Hey There! Today’s post will look at reducing your risk of Low Back Pain (LBP), one of the most common conditions worldwide. Some researchers have found the average lifetime prevalence of LBP to be upwards of 38.9% and “most prevalent among females and persons ages 40–80 years” (1). While other researchers report that upwards of 80% of Americans will “experience at least one episode of back pain during a lifetime" (2).
Nonetheless, the prevalence is high, while the cost and burden is also significant. However, results of a recent study have found an association between walking and LBP. Researchers discovered that in a general population over 50 years old, “walking for more than 3 days per week for over 30 min at a time was negatively associated with LBP” and “similarly, walking for more than 5 days per week for over 1 h at a time was [also] negatively associated with LBP” (3).
it is also important to note that low back pain and pain in general is multifactorial and the sensation of pain extends far greater than an actual physical injury. Factors such as stress, anxiety, fear, poor sleep habits, and physical inactivity can all contribute to the presence of pain. Now if you find that walking doesn’t help, don’t worry, other forms of physical activity or exercise should still be your first line of defense. Most episodes of acute LBP have actually been found to resolve on there own, just keep moving and don’t limit your activity.
Though, if you still find your LBP has not resolved, seeing a Physical Therapist FIRST has proven time and time again to be the most appropriate path of care. Findings from a most recent study found “that seeing a PT First for a LBP episode significantly lowered the probability of having an opioid prescription, advanced imaging service, and ED visits compared to patients that did not” (4), which are similar in findings to many other studies (5,6).
Until next time,
Fuel Physio Team
Hoy, D., Bain, C., Williams, G., et al. (2012). A systematic review of the global prevalence of low back pain. Arthritis & Rheumatism, 64(6), 2028-2037.
Rubin, D. I. (2007). Epidemiology and risk factors for spine pain. Neurologic clinics, 25(2), 353-371.
Park, S. M., Kim, G. U., Kim, H. J., et al. (2018). Walking more than 90 minutes/week was associated with a lower risk of self-reported low back pain in persons over 50 years of age: A cross-sectional study using the Korean National Health and Nutrition Examination Surveys.
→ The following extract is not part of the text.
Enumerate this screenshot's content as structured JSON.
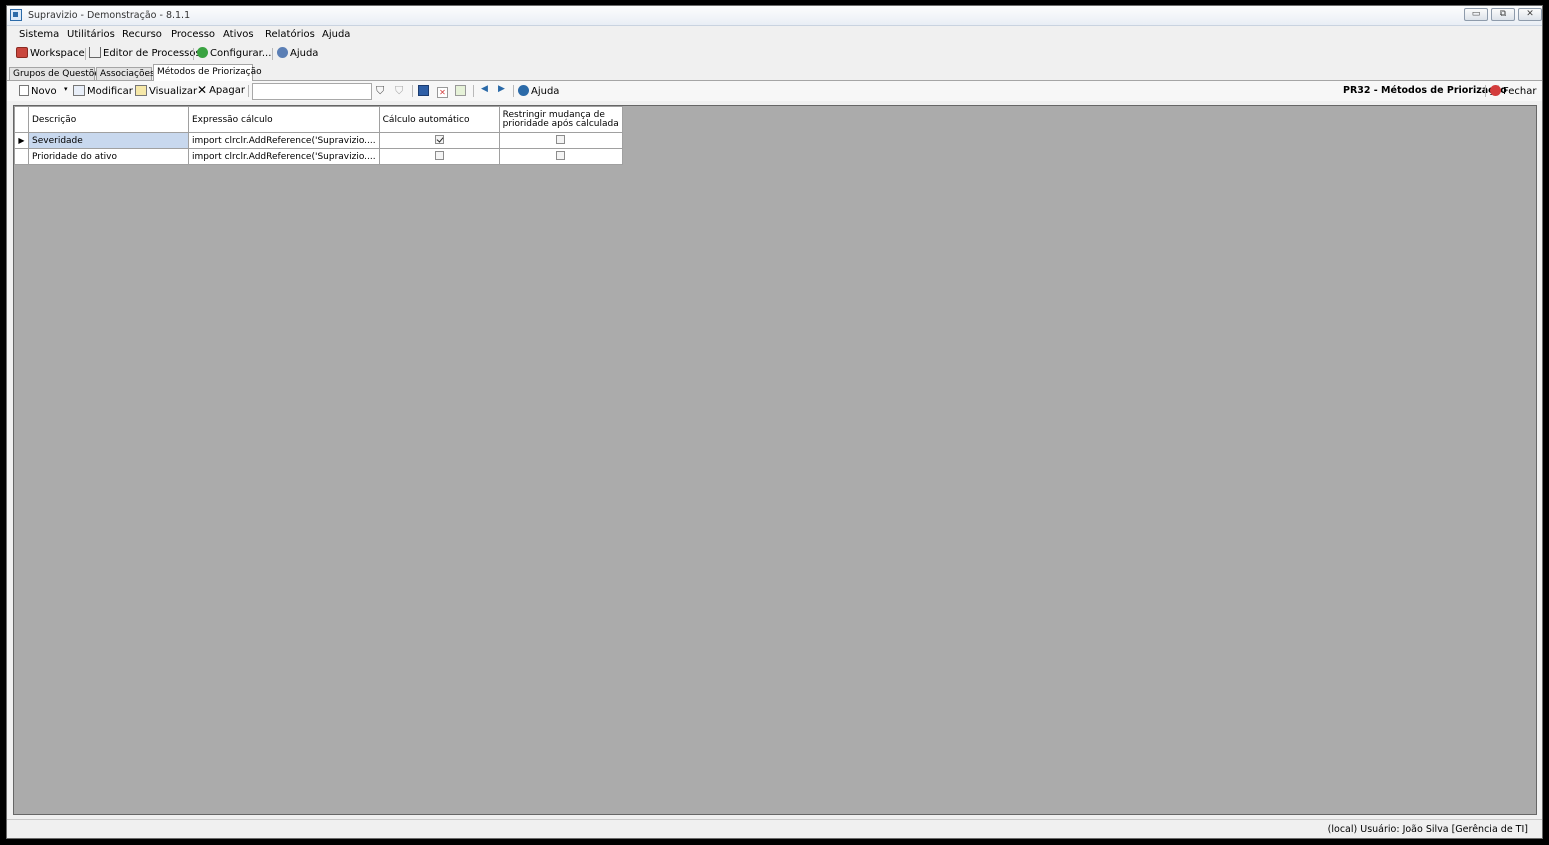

The Spine Journal.
Frogner, B. K., Harwood, K., Andrilla, C. H. A., et al. (2018). Physical Therapy as the First Point of Care to Treat Low Back Pain: An Instrumental Variables Approach to Estimate Impact on Opioid Prescription, Health Care Utilization, and Costs. Health services research.
Childs, J. D., J. M. Fritz, S. S. Wu, T. W. Flynn, R. S. Wainner, E. K. Robertson, F. S. Kim, and S. Z. George. 2015. “Implications of Early and Guideline Adherent Physical Therapy for Low Back Pain on Utilization and Costs.” BMC Health Ser- vices Research 15: 150–160.
Fritz, J. M., G. P. Brennan, and S. J. Hunter. 2015. “Physical Therapy or Advanced Imaging as First Management Strategy Following a New Consultation for Low Back Pain in Primary Care: Associations with Future Health Care Utilization and Charges.” Health Services Research 50 (6): 1927–1940.